Book Review: Witch's Heart

 The Witch's Heart, by Genevieve Gornichec


    Gornichec could do for Norse gods what Madeline Miller and Margaret Atwood did for Greek mythology: Rethink and rewrite them, making them accessible for a new group of readers.
   
    If you're like me, what you know about Norse mythology begins and ends with Thor and his hammer. If that's the case, this well-written and enjoyable novel is an excellent primer into the ancient worlds. An attached appendix, which you will refer to often, is an essential addition.

    Most of the characters here are from the Norse mythology. Gornichec takes their stories, re-imagines them, and tells new tales.

    But even here, gods are needy, violent, and vindictive. The witch is a counterpoint to them, although she has her issues -- which start with her being burned three times, having her heart cut out, but remembering little of who she is.

    So she -- known as Gullveig or Angrboda -- winds up retreating to a cave in Ironwood, a forest in eastern Jotunheim. There she lives her next life -- or, perhaps, a continuation of her previous lives -- as the gods seek to use her talents for their own benefits. This is all laid out in the opening of the book, giving you the background on the characters, their motivations, and their relationships. Pay attention here. It will be worth it.

    Loki, a "blood-brother" of Odin -- he's the top guy -- meets Angrboda and returns her heart. Literally. He hangs around.
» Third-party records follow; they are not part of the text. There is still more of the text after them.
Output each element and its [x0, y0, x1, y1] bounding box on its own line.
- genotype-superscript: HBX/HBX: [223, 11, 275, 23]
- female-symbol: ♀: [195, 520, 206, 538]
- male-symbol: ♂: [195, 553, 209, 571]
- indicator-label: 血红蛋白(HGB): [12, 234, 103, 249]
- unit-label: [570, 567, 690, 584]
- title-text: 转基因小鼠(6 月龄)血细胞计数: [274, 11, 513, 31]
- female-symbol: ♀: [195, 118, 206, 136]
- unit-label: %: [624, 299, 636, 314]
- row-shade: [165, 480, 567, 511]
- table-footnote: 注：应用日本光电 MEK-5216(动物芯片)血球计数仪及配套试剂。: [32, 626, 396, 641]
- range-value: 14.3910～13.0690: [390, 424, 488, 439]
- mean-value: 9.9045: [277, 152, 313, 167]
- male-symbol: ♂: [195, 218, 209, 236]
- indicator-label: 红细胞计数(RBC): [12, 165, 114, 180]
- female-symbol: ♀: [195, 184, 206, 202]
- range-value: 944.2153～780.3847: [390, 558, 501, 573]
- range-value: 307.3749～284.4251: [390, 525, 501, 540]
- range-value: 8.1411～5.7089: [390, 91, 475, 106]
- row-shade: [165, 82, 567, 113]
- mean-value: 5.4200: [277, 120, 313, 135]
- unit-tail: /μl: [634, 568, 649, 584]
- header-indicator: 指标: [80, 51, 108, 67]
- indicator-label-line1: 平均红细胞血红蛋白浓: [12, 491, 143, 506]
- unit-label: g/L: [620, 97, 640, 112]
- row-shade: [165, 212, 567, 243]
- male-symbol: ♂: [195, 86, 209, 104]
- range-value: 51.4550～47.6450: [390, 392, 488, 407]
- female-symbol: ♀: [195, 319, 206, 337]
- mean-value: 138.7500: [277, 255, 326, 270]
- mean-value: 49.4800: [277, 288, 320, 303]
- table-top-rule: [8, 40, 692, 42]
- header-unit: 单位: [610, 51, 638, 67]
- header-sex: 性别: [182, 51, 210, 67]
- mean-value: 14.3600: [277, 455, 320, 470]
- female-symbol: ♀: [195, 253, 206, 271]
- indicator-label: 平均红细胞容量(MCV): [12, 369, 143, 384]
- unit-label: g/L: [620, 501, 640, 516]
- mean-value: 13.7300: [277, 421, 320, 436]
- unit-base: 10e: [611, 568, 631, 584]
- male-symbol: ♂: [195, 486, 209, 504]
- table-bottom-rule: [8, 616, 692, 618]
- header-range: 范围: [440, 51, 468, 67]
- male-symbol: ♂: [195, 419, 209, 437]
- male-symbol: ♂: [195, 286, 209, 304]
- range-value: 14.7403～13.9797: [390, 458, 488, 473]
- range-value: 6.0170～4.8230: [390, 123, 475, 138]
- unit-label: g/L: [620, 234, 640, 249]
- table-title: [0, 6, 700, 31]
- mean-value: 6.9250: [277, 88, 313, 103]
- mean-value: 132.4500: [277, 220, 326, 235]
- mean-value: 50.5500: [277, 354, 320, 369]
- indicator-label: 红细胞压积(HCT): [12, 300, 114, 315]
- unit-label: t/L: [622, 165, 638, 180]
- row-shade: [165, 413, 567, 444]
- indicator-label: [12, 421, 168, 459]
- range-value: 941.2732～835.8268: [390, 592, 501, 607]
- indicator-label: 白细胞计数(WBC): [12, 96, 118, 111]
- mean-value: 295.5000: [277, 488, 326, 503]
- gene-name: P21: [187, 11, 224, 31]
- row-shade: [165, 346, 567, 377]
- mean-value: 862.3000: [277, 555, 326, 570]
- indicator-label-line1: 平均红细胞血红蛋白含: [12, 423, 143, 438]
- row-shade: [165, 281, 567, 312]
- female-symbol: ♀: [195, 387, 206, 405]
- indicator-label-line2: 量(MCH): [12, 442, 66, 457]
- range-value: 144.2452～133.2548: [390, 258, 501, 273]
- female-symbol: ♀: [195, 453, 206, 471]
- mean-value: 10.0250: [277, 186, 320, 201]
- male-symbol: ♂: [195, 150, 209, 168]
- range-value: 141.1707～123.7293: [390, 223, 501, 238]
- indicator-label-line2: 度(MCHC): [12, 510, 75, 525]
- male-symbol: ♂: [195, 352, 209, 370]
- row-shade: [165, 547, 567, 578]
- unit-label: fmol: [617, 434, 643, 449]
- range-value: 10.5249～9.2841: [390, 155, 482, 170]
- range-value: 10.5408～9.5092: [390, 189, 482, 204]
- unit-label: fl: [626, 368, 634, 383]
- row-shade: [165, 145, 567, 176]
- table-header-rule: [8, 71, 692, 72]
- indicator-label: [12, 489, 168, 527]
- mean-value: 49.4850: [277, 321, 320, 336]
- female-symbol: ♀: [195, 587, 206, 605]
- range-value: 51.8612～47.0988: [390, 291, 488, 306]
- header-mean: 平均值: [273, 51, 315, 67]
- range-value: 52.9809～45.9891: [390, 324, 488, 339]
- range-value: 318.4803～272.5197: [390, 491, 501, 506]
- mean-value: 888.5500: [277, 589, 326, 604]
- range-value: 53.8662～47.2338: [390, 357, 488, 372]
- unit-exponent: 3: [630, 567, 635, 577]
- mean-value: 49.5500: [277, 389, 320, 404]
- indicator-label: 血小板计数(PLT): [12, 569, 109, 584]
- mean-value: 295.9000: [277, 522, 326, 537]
They have kids -- interesting kids, I might add -- and adventures, together and separately. But this is largely Angrboda's story, told from her perspective, and her loves and interests are the key to the tale.

    Many of the people and events are from the Norse mythology, which like its counterparts in the ancient world, have contradictions, discrepancies, and variations. This is another one.

    The Witch's Heart is about love and longing, about deeds and desirers, about protection and rejection. It a great tale, finely written. Whether Gornichec stays on this path as a writer and novelist is up to her. But I am eager to see more.